Le point culminant c’était diriger une institution. Comme on répétait à Chaillot, nous avions des idées pour Chaillot, et puis comme nous étions à l’intérieur, nous avons senti que les théâtres nationaux étaient condamnés à être figés, que nous n’y arriverions pas… Alors nous avons obtenu une petite institution: la Scène nationale de Montbéliard. Là on pouvait faire vibrer l’outil, mais après neuf ans, nous avons commencé notre descente. Oui, nous étions à Paris puis en banlieue puis dans une sous-préfecture puis dans une ville de 14000 habitants.
La foi : quand nous nous écoutons parler, nous sommes poussés par un élan incompréhensible sauf par Jacques Lacan. Hervée de Lafond essaye de définir ce qui l’animait : la haine de vies gâchées..Claude Acquart notre scénographe n’avait pas envie d’une vie tracée d’avance, lui qui avait fréquenté dès sa jeunesse les grands du théâtre. Et je trainais ma culpabilité de gosse du seizième arrondissement qui rêvais de rendre aux pauvres tout ce que les riches leur avaient pris.Nous pratiquions la création et l’invention à jet continu.Nous n’étions pas le genre à déposer des projets en attendant que l’argent vienne. Grâce à nos stages, ateliers, ruches, nous n’arrêtions jamais d’essayer de nouvelles formes. Qui eût dit que notre Kapouchnik un modeste essai de théâtre d’actualité allait durer vingt ans avec 177 éditions et que cela allait nous survivre.Et que cette 2CV théâtre destinée à n’être jouée que dix fois comme parade, allait tenir la route pendant vingt ans ? Et puis la notoriété ? Nous avons compris assez vite que si le régime de l’anonymat était notre quotidien, nous allions nous faire enterrer, il fallait que, d’une manière ou d’une autre, on parle de nous, pour sortir de l’ombre.Il a donc fallu mettre des moyens dans la communication et ne pas lésiner sur de bonnes attachées de presse… C’est triste mais c’est comme ça.

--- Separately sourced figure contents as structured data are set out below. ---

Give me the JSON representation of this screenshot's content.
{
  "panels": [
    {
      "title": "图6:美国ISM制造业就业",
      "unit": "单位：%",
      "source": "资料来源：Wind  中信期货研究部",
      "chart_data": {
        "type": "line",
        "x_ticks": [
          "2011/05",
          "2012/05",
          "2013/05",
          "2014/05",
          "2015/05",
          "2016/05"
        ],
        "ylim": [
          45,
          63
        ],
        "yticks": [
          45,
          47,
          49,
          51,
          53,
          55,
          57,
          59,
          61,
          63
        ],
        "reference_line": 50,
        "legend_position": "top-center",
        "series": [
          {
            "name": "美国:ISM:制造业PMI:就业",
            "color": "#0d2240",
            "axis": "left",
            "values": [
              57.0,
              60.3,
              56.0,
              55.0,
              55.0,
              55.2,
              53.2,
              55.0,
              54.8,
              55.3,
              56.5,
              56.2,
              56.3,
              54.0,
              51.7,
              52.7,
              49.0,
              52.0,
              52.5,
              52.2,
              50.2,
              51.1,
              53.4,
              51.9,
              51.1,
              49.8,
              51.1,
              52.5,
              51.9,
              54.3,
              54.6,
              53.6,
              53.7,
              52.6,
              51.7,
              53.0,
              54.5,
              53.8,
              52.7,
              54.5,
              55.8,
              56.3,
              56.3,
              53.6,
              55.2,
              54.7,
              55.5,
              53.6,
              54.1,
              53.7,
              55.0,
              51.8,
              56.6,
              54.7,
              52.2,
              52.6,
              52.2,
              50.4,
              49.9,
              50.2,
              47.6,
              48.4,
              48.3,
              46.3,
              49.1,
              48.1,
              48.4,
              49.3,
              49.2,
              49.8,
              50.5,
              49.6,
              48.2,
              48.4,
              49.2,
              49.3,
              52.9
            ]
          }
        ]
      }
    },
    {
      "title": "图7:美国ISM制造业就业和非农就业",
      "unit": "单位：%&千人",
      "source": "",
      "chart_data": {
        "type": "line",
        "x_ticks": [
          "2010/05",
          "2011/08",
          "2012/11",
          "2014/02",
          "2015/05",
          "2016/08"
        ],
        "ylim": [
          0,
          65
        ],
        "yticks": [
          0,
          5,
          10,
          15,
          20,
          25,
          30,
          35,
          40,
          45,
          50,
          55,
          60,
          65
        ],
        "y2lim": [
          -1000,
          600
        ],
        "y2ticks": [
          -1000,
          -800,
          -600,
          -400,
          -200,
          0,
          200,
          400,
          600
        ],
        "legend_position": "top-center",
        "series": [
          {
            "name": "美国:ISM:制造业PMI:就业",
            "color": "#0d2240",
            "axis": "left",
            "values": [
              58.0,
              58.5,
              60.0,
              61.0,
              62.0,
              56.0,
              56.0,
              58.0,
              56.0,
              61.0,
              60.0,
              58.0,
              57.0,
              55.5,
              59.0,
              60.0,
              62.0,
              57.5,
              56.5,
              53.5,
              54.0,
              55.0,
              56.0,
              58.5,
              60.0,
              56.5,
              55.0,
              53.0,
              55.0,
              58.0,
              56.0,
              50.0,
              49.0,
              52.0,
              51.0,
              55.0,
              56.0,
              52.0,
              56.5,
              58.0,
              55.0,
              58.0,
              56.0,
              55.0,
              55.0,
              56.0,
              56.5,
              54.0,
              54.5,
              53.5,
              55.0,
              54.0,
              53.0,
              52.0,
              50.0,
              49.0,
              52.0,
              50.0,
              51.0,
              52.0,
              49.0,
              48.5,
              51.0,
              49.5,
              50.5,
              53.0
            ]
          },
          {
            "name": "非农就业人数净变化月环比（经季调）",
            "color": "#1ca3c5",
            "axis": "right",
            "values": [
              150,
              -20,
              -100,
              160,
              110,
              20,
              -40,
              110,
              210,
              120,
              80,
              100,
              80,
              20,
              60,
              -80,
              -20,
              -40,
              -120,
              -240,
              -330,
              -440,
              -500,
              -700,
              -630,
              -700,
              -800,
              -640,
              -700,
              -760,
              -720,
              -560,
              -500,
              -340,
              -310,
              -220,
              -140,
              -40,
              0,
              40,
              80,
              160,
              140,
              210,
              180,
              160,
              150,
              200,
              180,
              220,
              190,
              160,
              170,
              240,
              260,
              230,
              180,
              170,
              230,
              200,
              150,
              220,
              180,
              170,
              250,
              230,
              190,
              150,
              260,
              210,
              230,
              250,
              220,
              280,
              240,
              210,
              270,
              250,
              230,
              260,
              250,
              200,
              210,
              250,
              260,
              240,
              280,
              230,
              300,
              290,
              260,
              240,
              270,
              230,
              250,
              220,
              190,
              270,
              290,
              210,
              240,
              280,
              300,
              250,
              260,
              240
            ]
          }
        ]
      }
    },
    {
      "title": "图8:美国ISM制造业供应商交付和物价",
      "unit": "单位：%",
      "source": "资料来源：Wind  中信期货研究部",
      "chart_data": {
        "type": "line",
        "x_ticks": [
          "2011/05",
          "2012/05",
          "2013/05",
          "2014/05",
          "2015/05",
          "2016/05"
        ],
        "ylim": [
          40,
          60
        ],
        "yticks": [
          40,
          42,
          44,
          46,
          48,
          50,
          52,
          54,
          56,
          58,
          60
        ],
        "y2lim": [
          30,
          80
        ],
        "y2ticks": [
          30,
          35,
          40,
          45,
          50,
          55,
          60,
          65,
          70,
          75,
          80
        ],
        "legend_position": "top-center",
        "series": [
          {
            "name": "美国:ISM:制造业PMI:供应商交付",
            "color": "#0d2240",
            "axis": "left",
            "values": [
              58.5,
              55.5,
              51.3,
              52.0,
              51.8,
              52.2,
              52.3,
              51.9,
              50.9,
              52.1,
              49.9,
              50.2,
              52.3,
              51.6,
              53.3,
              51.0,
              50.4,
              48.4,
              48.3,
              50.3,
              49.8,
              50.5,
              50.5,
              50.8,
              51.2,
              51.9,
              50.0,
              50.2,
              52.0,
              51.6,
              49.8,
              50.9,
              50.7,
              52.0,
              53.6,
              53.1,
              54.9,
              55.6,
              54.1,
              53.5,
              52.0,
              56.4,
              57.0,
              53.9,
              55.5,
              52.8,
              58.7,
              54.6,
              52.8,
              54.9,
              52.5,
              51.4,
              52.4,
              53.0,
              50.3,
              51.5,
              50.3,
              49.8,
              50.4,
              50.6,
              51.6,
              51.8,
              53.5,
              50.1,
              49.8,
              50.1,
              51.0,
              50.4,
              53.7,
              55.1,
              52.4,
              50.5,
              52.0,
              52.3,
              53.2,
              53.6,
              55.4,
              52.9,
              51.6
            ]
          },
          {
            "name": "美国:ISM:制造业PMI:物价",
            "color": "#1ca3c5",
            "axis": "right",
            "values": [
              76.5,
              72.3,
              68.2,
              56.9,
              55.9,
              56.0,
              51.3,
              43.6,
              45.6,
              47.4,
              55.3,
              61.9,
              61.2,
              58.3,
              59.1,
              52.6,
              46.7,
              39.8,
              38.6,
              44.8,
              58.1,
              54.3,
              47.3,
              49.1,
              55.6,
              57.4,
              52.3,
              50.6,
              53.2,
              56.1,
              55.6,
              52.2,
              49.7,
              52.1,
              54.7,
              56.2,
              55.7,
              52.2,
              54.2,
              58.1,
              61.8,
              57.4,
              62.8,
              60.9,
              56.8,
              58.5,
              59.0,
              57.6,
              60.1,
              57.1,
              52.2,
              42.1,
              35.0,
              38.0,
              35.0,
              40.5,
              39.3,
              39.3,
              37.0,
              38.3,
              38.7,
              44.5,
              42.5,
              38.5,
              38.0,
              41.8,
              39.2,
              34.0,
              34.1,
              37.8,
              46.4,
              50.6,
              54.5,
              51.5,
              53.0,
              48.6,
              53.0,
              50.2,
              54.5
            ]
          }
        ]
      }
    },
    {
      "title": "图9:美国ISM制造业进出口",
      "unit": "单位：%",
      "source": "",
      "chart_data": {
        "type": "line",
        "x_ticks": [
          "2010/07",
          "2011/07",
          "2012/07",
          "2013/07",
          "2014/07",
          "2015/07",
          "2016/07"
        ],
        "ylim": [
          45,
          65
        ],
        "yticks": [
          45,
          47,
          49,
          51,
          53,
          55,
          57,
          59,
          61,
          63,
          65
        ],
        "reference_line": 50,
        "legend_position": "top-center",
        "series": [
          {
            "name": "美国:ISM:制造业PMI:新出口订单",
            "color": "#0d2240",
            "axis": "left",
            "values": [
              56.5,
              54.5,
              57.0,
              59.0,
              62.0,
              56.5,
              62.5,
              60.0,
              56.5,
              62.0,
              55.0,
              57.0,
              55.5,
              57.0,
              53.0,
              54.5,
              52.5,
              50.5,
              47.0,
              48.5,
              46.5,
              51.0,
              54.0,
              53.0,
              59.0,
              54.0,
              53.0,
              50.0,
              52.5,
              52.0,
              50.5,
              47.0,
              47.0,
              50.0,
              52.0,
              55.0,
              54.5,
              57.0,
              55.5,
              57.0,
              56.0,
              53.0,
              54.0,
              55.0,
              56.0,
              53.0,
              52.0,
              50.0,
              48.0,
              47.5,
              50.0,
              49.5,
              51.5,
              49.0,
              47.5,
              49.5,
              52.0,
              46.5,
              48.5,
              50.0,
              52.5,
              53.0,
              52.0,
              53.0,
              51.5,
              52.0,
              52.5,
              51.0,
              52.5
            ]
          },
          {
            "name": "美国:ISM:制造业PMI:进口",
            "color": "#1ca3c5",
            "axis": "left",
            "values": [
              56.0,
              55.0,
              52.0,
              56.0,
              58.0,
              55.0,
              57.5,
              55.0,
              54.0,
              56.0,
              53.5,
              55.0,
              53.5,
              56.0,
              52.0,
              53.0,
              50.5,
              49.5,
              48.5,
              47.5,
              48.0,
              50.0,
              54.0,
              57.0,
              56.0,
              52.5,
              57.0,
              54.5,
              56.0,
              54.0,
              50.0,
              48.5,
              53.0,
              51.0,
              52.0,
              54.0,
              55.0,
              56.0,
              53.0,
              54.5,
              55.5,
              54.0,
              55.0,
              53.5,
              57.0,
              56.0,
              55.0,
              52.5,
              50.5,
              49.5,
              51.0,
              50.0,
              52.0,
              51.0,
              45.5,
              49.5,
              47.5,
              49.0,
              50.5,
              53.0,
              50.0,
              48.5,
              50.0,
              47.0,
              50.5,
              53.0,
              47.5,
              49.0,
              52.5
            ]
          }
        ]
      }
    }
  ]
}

On parle de toi dans Libération, Le Monde ou Télérama, tu es sauvé, estimé, tu n’es plus considéré comme un paria, un galérien de la culture, un sous-animateur. Mais aller dans une banlieue ouvrière loin de Paris, c’était se condamner à mort. Voilà quelques lignes qui me viennent quand je regarde une finale de tennis (cinq heures vingt-cinq) avec cette invraisemblable joie de la gagne. Hervée de Lafond et moi, avons dépassé l’âge de la retraite depuis au moins vingt ans….
Jacques Lichine, co-directeur avec Hervée de Lafond du Théâtre de l’Unité à Audincourt ( Doubs).